Early Roman Calendar

On CD August-September (SPECTRAL HOUSE sh008), the American minimal player Bill Thompson combines his electronics set-up with the prepared contrabass of Brent Fariss.

We’ve been kept up to date with Thompson’s recent solo releases since his sojourn in London, but in 2006 (when these recordings were made) he was still in Austin and associated with the label Spectral House. This operation is also based in Austin Texas and through its small catalogue is predicated on contemporary music from that area alone; as such, Alex Keller (the minimal sound artist who brought us the amazing Blackout, among other gems) unsurprisingly has appeared on it, but also The Gates Ensemble which includes the lovely Josh Ronsen. Said label founded by Fariss and Thompson. Today’s record recorded at the Loft, presumably a venue in Austin; though it doesn’t say as much on the wrapper, the recordings were made in 2006 and originally came out on a CDR.

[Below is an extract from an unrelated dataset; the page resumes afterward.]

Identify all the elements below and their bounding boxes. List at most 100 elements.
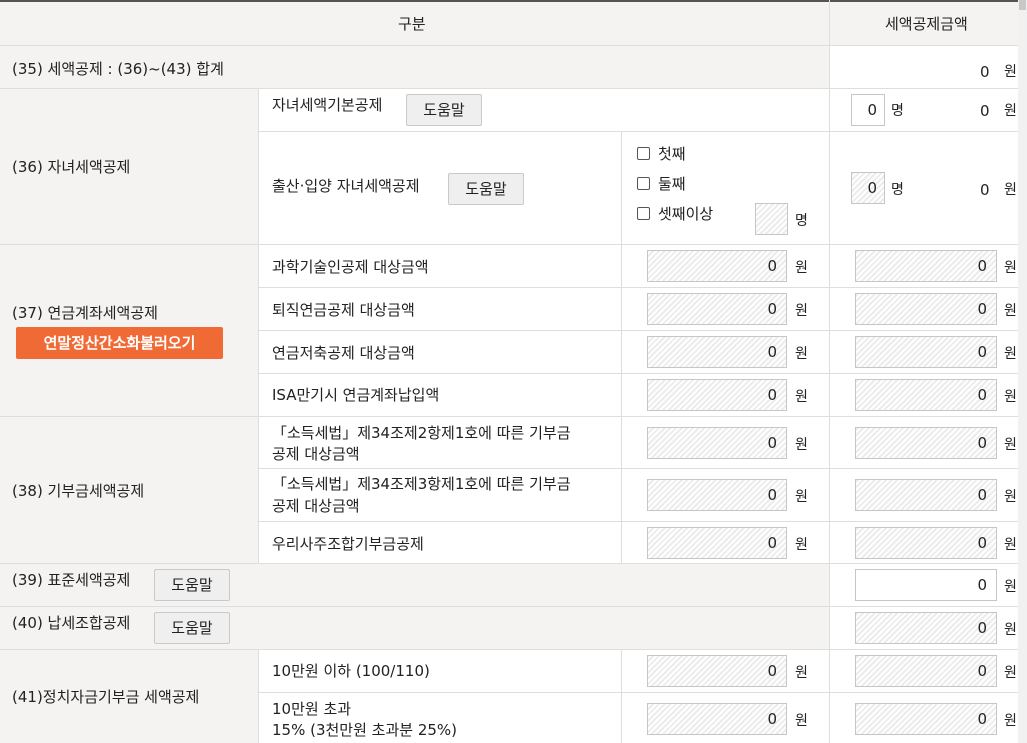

Compared to Thompson’s recent confident, single-minded explorations, this release has an interesting degree of hesitancy, a sense of entering into a bargain where the terms and conditions are vague and the outcome isn’t entirely clear. One might say he’s making a tentative foray into the soupy worlds of “electro-acoustic” improvisation, except that Thompson is known for his works using his moog guitar, plus he’s playing amplified percussion on these recordings…what’s interesting is to hear his spellbinding, low-key hum as Fariss cuts into it with his scrapey bass notes, except to describe it that way makes it sounds violent and pro-active, characteristics not to be found on today’s release. Yet ‘august’ – by rights one should express the word all lower-case here – still seethes with some sort of tension, not a quality I’ve usually found on Thompson’s more recent meditational and peaceful solo works. Are those chirping insects coming to visit us halfway through? I don’t like the looks of those locusts or the twitching antennae on these hissing cockroaches, but I suppose worse and more alien scenarios have been played out before. Maybe through this delicate tension – a suspension of multiple elements, including electronic, acoustic, pre-recorded, and semi-random – our two players can give an illustrated lecture about the importance of rapprochement in a diplomatic situation, except they didn’t perform it at a foreign embassy.

The ‘september’ performance floats in a similar lite-buzz broth, but it’s also capable of turning into a blackening cloud billowing over the horizon, while the unknown (by me) moments can include uncertain percussive rattles and bumps, but also an evidently processed contrabass “solo” which emerges as something turbo-charged through its treatment, and putting us in a space beyond the twee antics of “extended technique” and into a much darker place. To put it another way, the bass of Brent Fariss is in fact a black bear. I’d also like to mention something about the periods of silence and inactivity in ‘september’, except the pollsters may have beaten me to it…it’s not about a time and motion study, more about expressing a huge weight of uncertainty and doubt. Yet by the end of the piece the duo have worked out how to express a rhythmic rise-and-fall figure that restores hope to the bleakened soul. From 27th October 2022.

Available from Burning Harpsichord Records.